Crucially, these "advertisements" should be optional, and a server or client doesn't have to support them (except in the "I DEMAND" scenario)

I think this answers the "Where to execute" question because the client can decide to execute if it has the capability (directly or via plugins or orchestration), but by default, it's the server that decides how to fulfill the task with its available skills, whether those skills are local or via some plugin mechanism, or orchestration, or third party services.

B - Functions vs. HTTP - not crucial but rather good food for thought.

TLDR; What if the protocol introduced X-Client-Capabilities and X-Server-Capabilities headers?

HTTP supports a lot of the functionality that Open AI functions exhibit, including bi-directional capability exchange via such headers as HTTP ACCEPT headers, and crucially, it supports custom headers, which are often used for this purpose (via X-My-Custom-Header)

• Accept header (and others): clients use this to let servers know what content types they support
• Accept-CH (and others) - servers can use these to ask the client to share Client Hints which reveal client capabilities, like user-agent info (device type, memory, etc.) or even bandwidth (Downlink client hint)
• Accept-Language, Accept-Encoding, Accept-Path, etc.

Then we've got:

• Access-Control-Allow-Methods: List of supported methods
• Access-Control-Allow-Headers: List of supported headers (including custom ones)

C - Delegated Authentication/Authorization (OAuth2, SAML, etc. - Can also work for local agents)

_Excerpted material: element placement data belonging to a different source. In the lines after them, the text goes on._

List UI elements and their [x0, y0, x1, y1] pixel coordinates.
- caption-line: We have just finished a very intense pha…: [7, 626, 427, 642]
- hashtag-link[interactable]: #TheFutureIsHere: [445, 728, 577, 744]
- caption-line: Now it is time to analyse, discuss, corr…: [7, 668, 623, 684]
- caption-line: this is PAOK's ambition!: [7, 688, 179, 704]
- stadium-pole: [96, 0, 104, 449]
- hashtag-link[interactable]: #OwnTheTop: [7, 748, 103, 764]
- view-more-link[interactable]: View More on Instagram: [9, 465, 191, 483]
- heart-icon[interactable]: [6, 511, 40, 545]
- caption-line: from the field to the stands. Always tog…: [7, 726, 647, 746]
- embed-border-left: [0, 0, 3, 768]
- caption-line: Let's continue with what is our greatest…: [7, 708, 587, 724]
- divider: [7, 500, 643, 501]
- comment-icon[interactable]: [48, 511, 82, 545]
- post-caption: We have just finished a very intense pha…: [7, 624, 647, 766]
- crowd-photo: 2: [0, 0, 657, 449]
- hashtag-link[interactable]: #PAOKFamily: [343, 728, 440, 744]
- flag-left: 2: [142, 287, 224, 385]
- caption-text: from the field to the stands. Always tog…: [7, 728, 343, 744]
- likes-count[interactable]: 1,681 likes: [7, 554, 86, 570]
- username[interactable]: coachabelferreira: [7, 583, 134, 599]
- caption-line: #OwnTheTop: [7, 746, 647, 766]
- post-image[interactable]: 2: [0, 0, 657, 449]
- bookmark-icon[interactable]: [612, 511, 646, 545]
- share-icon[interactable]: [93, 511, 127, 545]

Separately - OAuth2 and SAML are proven technologies for hiding credentials from applications, with lots of drop-in implementations, and can delegate authorization in local scenarios.

The workflow would be much like GitHub Desktop, the gh command line client, or Google's command line tool in local scenarios.

1. The upstream service (which may be an agent or skill or LLM) says I need credentials, and I support Oauth2 (or SAML)
2. The agent proxies this to the downstream service (which may be an agent or client)
3. The request is proxied all the way to the client, which either launches a browser or shows the user the URL and instructions.
4. The user follows the instructions, and the temp auth credentials (tokens or otherwise) are sent up the chain.

IMO, intermediaries should support the authentication protocol as proxies between the upstream services and the clients. They should only try to be OAuth2 providers (or SAML providers) if they provide the service in question.

Of course, if an upstream server doesn't support Oauth2 or SAML, an intermediary could act as an authentication server, but it'll have to contend with gaining the user's trust.